CS685 PROJECT - Youtube Educational Content Analysis

This repository contains all code created as a part of CS685A course project.

Getting Started

A step by step series of examples that tell you how to get the code running

Clone the repo

git clone https://github.com/keshav22bansal/youtube_video_analysis

Create and start a virtual environment

Using virtualenv
virtualenv -p python3 env --no-site-packages

source env/bin/activate

Using conda

conda create -n env python=3.6

source activate env

Install the project dependencies:

pip3 install -r requirements.txt

Files and usage

Files

Heuristic_NER.py: We obtain the college-level data from NPTEL’s website and then apply Named entity recognition to give college and branch tags. “Heuristic_NER.py” contains code for giving college and branch tags to videos using the video description.

topic_rankings.py - Performs clustering of playlist courses into similar topics for nptelhrd and MITOCW channels and then ranks the top 100 viewed topics on both channels. It also plots graphs of percetntwise distribution of the top 10 topics of both channels and also plots the rate

get_comment_polarity.json - assign a polarity value in range [-1,1] to each comment.

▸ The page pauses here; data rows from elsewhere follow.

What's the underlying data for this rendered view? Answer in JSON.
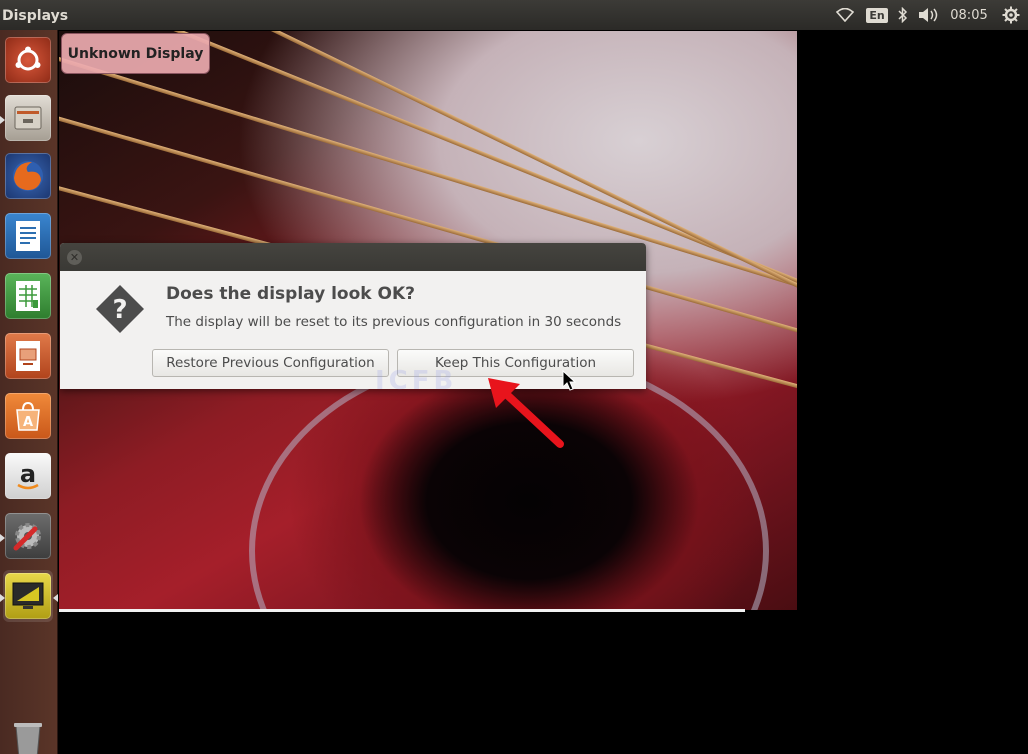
{
  "panel": {
    "title": "Displays",
    "language": "En",
    "clock": "08:05",
    "icons": [
      "wifi-icon",
      "bluetooth-icon",
      "volume-icon",
      "power-gear-icon"
    ]
  },
  "launcher": {
    "items": [
      {
        "name": "ubuntu-dash-icon",
        "color": "#c9502f"
      },
      {
        "name": "files-icon",
        "color": "#b8b2a8"
      },
      {
        "name": "firefox-icon",
        "color": "#e66a1d"
      },
      {
        "name": "writer-icon",
        "color": "#2d6fb1"
      },
      {
        "name": "calc-icon",
        "color": "#3c9a3c"
      },
      {
        "name": "impress-icon",
        "color": "#c9502f"
      },
      {
        "name": "software-center-icon",
        "color": "#e8762d"
      },
      {
        "name": "amazon-icon",
        "color": "#f0f0f0"
      },
      {
        "name": "system-settings-icon",
        "color": "#c22d2d"
      },
      {
        "name": "displays-icon",
        "color": "#d7c623"
      },
      {
        "name": "trash-icon",
        "color": "#8a8a8a"
      }
    ]
  },
  "display_label": "Unknown Display",
  "dialog": {
    "heading": "Does the display look OK?",
    "body": "The display will be reset to its previous configuration in 30 seconds",
    "restore_label": "Restore Previous Configuration",
    "keep_label": "Keep This Configuration"
  },
  "accent": {
    "arrow": "#e8141c",
    "panel": "#3c3b37"
  }
}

Get_optimal_length.py - plot graphs of number of likes/vies/comments with video length

Directories

get_data directory: This directory contains files used for generating the dataset from the Youtube Data API. get_data.py gets videos for a channel, get_data_playlists.py gets the playlists for a channel, get_data_each_video.py gets the data about each video from all channels, get_data_comments.